I'm a character reader, so I have a difficult time with stories where the characters aren't fully fleshed out. That was the case with this book. The first/present choice meant that we really don't get any insight into the other characters because we spend so much time inside our protagonist, Doug Brock's, head. We get to see his thought processes, but not what makes the other characters tick. And we definitely don't get to see how they feel.
The amnesia angle was more boring than I expected. Likely because Brock is just...irritated by the gaps in his memory. We rarely get an emotional reaction other than frustration from him. No deep emotion at all over something I would imagine is incredibly traumatic. I found it incredibly weird that the main character was so one-note.
Unlike some of the mysteries I've read recently, I absolutely DID get stumped by this one. The question here is not whodunnit, but what they are doing, and I was kept guessing until the very end. That hasn't happened in a VERY long time, so kudos for that.
My issues with this are largely the tense/POV combo and the fact that I'm a character-centric reader. If you're not as sensitive to present tense, and you aren't as focused on characterization, this one might work for you better than it did for me.
My Grade: C+
After getting shot in the line of duty, New Jersey state police officer Doug Brock has been busy rebuilding his life. He’s reunited with his fiancé and started to get some of his memories back. He hopes he can continue to recover with the help of an amnesia support group and that the damage from his past isn’t permanent.

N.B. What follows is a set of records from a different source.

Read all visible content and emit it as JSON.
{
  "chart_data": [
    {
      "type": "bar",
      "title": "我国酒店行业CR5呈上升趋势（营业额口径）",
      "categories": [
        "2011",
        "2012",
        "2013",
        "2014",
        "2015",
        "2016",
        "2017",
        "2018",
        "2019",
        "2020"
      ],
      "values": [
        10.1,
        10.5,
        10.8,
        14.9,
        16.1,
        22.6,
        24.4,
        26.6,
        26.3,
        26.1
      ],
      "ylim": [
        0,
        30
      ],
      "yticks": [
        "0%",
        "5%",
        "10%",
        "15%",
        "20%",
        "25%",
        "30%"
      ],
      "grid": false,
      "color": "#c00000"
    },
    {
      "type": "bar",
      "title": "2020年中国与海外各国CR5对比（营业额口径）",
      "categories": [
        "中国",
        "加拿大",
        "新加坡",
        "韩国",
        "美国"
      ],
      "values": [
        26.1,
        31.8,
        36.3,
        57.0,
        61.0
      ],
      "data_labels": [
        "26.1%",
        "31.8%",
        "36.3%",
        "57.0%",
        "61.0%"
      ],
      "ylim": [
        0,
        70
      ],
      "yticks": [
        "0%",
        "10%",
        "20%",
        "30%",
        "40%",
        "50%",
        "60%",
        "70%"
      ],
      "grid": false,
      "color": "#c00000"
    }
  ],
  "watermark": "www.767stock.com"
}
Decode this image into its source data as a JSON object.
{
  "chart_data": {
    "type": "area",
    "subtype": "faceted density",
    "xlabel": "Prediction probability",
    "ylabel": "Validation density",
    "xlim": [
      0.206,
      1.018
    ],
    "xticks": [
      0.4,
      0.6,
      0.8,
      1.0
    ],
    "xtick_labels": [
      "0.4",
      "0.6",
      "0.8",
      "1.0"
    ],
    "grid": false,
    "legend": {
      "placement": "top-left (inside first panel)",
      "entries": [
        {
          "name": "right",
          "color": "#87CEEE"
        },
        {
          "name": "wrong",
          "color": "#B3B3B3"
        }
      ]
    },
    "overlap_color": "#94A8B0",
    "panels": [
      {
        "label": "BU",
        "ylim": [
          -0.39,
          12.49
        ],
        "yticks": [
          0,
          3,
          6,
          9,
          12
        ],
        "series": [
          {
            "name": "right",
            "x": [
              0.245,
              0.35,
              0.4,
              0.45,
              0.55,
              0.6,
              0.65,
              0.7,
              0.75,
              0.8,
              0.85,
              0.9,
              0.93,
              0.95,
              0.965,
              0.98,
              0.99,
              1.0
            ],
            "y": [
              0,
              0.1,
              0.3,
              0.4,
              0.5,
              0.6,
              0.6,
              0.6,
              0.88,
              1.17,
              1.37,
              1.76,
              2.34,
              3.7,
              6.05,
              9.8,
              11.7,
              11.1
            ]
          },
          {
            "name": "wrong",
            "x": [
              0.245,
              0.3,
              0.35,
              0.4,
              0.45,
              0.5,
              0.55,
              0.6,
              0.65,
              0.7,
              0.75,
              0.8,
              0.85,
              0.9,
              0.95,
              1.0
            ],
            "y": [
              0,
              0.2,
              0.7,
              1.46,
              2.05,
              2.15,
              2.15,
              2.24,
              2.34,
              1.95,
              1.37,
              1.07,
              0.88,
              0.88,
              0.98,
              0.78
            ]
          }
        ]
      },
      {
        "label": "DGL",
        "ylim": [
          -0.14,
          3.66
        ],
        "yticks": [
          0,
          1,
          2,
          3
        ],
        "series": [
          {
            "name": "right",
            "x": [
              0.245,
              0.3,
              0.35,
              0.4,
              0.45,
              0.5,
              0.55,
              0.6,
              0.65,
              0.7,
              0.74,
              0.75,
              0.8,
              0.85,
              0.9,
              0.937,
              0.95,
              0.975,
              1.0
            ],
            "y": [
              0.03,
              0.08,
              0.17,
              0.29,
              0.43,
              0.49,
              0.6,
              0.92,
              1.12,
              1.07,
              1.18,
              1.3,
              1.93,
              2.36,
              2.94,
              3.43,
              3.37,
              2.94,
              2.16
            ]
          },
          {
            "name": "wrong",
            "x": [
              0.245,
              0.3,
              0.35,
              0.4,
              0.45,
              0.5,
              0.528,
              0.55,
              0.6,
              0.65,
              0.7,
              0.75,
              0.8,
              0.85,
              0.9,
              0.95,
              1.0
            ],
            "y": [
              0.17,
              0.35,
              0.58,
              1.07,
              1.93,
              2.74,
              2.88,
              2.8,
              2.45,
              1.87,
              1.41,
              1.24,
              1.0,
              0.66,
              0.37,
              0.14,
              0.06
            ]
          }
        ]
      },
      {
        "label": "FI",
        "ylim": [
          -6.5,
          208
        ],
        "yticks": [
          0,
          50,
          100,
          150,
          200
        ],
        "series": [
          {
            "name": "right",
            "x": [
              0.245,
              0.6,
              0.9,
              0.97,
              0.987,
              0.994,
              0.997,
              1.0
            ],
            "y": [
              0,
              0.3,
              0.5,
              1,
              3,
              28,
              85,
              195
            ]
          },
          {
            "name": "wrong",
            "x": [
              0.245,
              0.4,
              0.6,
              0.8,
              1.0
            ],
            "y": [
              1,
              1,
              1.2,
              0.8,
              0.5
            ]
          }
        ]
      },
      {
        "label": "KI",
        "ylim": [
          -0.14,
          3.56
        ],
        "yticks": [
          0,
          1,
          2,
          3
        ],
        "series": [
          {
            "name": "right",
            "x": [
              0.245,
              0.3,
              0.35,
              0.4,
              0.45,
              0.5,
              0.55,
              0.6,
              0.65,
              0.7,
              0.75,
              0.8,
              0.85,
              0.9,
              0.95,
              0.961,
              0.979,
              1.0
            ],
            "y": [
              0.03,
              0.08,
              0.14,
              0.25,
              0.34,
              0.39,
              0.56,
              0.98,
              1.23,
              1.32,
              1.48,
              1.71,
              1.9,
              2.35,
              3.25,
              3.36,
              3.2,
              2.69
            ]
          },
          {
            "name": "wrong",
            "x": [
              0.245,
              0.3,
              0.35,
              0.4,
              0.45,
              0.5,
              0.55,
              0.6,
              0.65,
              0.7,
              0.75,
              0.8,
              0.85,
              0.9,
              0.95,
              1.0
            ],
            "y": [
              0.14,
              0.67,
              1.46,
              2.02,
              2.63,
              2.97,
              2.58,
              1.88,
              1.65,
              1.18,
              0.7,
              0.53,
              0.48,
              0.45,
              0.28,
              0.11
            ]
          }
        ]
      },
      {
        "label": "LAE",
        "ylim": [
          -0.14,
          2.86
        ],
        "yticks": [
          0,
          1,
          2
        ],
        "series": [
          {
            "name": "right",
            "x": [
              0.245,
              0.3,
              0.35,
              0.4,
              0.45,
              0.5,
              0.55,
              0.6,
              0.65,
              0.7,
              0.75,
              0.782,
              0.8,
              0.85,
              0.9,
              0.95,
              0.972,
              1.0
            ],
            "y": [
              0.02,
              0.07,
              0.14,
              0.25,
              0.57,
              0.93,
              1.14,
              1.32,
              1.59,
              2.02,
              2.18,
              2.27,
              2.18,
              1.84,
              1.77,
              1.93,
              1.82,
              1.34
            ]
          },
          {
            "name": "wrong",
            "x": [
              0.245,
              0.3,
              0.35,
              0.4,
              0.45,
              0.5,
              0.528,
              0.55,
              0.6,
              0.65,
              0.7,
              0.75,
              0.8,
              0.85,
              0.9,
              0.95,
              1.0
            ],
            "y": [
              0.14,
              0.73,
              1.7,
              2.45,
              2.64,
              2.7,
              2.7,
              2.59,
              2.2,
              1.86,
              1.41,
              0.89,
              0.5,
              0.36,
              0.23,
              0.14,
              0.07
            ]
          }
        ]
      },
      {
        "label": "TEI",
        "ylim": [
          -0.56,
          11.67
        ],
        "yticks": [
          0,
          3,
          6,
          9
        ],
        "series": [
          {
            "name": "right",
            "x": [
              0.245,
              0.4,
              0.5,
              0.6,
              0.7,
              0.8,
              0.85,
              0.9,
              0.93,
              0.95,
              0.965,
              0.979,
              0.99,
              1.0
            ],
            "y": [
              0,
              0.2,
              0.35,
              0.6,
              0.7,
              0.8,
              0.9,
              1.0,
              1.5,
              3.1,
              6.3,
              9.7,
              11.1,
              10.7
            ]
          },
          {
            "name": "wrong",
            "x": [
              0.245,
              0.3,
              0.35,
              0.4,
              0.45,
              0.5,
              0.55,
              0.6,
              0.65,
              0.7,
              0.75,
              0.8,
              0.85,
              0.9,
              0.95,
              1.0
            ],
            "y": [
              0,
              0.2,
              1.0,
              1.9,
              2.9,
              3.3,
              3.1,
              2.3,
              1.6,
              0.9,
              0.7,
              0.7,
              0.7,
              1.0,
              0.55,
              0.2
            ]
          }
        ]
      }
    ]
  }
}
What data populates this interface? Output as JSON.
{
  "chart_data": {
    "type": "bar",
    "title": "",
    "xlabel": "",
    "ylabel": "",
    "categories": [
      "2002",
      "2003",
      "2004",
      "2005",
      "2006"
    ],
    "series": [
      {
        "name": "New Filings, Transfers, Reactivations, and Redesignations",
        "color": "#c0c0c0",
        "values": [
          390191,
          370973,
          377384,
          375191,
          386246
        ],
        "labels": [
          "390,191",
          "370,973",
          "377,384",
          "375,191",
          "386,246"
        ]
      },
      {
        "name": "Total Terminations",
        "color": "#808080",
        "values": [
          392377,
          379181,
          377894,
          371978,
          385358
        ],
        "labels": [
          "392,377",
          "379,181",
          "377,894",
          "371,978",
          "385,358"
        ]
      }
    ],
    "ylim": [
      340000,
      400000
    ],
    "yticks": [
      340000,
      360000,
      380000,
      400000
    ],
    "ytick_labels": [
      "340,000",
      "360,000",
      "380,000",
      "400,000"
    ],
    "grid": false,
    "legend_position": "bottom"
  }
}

It isn’t until fellow group member Sean Conner approaches him after a meeting that Doug realizes the trouble is just beginning. Sean has discovered in his attic what can only be called a scrapbook of a murder victim, but he has no recollection of the girl’s identity or why he might have gathered this information. Doug agrees to help and convinces his captain to open what had been a cold case. When he discovers that he had a personal connection to this case, suddenly he’s questioning everything he thought he knew about the case, about Sean, and about his own past.